Because it _doesn't_ have to be Dean carrying the curse. He could give it to Sam, right now.

"I'm gonna be fine," Dean is saying, obviously trying to brush it off. "As long as I'm good, she's good, and that's the important thing."

He's still speaking in that casual tone, as if it's no big deal, and hearing it makes Sam even sicker than it did to see him all sexed out and self-satisfied the morning after Valentine's Day.

"Like hell," Sam says, and he leans forward a few more inches and crushes their lips together.

*S*P*N*

They're both quiet in the car on the way to the salon where the witch has set up headquarters.

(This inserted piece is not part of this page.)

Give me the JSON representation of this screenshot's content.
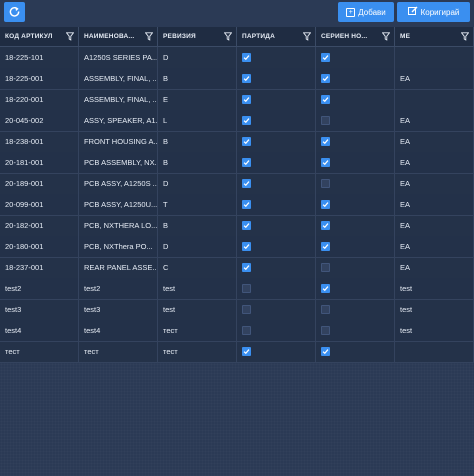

Sam keeps shooting Dean little glances, and Dean's sure he's wondering when the lecture will start, but his lips are too numb to form words, still tingling in the aftermath of the kiss.

The _kiss._

Sam kissed him. For a brief, wonderful moment, Dean felt those soft pink lips against his own, sending a thousand-volt shock through his body, short-circuiting his brain, and it was so wonderful he can't even be mad at Sam for putting himself in danger. Even now, he can feel the buzz of it humming just under his skin. His nerves are so alight, he's surprised he isn't glowing in the dark.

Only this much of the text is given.